Infine, non posso non sottolineare e fare mia la proposta di rivedere e progettare l’impianto luminoso dell’intera aula e della Cripta, come pure l’impianto acustico.
La Cattedrale deve essere una casa accogliente e di ospitalità esemplare, quindi un luogo di identificazione filiale e fraterna, luogo di amicizia e di integrazione di persone, comunità, visioni della vita … Deve favorire, come diceva l’indimenticato e indimenticabile vescovo Tonino Bello, “la convivialità delle differenze”. Quindi via vincoli, barriere e sbarramenti per l’offerta di uno spazio che crea ordine, profondità, comunione. La Cattedrale è stata testimone della canonizzazione di tanti Santi – una per tutti Santa Chiara nel 1255 – e come Chiesa Madre può additare i Santi che ha generato, che accoglie e che custodisce come esempio di testimonianza e di vita evangelica per gli uomini e le donne di oggi.
La Cattedrale, infine, può e deve essere il luogo della preghiera personale e comunitaria in un contesto di grande bellezza. La preghiera è il luogo in cui si alleva la speranza per un mondo più consono alle aspettative di Dio e degli uomini e in cui si cresce nella coscienza di essere figli e figlie, fratelli e sorelle».
Eccellenza, per concludere… quali sono stati gli impegni e gli incontri avuti più importanti? Gli atti compiuti?

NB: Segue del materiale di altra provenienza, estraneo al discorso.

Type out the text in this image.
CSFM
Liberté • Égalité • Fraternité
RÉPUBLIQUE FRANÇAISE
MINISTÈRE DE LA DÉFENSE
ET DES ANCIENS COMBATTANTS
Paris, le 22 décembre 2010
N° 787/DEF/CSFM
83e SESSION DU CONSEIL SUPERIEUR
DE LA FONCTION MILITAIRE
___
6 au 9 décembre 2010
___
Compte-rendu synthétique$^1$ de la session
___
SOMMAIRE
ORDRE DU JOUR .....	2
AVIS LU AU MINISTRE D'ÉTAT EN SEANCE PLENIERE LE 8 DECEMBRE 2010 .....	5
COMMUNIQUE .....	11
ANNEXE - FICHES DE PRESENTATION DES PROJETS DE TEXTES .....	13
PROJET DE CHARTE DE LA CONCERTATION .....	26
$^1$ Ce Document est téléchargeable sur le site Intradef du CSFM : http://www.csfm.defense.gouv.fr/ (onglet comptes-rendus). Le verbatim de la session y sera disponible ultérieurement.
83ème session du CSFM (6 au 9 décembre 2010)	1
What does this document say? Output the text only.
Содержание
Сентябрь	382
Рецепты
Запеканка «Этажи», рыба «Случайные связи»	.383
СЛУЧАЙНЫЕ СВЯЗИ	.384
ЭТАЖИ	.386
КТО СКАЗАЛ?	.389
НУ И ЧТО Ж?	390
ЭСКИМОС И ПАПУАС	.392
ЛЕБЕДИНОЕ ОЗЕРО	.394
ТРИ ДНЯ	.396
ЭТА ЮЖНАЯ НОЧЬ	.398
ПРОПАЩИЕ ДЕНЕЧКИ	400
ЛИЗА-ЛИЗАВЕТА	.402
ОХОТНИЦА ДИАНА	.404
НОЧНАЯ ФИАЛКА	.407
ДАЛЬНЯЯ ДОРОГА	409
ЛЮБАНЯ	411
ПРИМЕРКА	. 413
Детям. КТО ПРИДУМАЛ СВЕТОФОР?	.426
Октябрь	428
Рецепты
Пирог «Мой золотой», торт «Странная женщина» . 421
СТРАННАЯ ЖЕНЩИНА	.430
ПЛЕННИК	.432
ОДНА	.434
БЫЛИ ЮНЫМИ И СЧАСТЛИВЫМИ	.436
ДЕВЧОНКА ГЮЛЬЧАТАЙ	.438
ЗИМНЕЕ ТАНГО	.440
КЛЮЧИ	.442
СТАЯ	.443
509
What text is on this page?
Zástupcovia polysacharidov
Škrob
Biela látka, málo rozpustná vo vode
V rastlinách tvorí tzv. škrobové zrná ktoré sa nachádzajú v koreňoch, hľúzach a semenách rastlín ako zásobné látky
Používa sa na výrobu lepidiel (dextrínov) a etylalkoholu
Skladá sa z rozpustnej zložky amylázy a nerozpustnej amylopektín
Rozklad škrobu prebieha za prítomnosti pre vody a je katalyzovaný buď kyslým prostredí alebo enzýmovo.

«L’impressione che mi porto dentro e un caleidoscopio di colori, porto dentro il calore della gente, delle tante persone che ho conosciuto oltre nelle varie sedi canoniche della diocesi: curia, parrocchie, associazioni varie, come pure negli altri intrattenimenti meno ufficiali, cioè nelle scuole di tutti i livelli, dall’asilo alle superiori, negli ospedali, nelle palestre e così via. Un arcobaleno di sensazioni, quindi, mi fa piacere che la gente in questi venti lunghi anni ha percepito la vicinanza del vescovo… Ho avuto poi l’impressione di una ricchezza di proposte dal punto di vista religioso e molto a livello di devozioni popolari, dove la gente tutto sommato continua ad avere un rapporto con il sacro. Ho trovato un presbiterio di persone amiche, dunque, tra me e i miei preti non c’è un rapporto tra vescovo e sacerdote, sotto l’aspetto istituzionale della carica, ma da amici…e questo è bello! Inoltre non posso dimenticare le ricchezze dei movimenti ecclesiali, di tutti nessuno escluso! Penso che il bilancio può essere soddisfacente…
Vado verso questi 75 anni di età, con sentimento di riconoscenza e gratitudine a Dio, al Santo Padre Francesco, ma pure a Giovanni Paolo II e a Benedetto XVI, ai miei confratelli nell’Episcopato, ai presbiteri, ai diaconi che in questi anni sono stati, con voi laici, dei splendidi compagni di viaggio, che ho cercato di servire nella maniera più serena e più feconda possibile. Grazie affido tutti al Signore e chiedo perdono per qualche inadempienza compiuta, a qualche persona che magari per delle scelte ho reso più triste, sperando che abbia capito! Grazie a te per questa intervista!».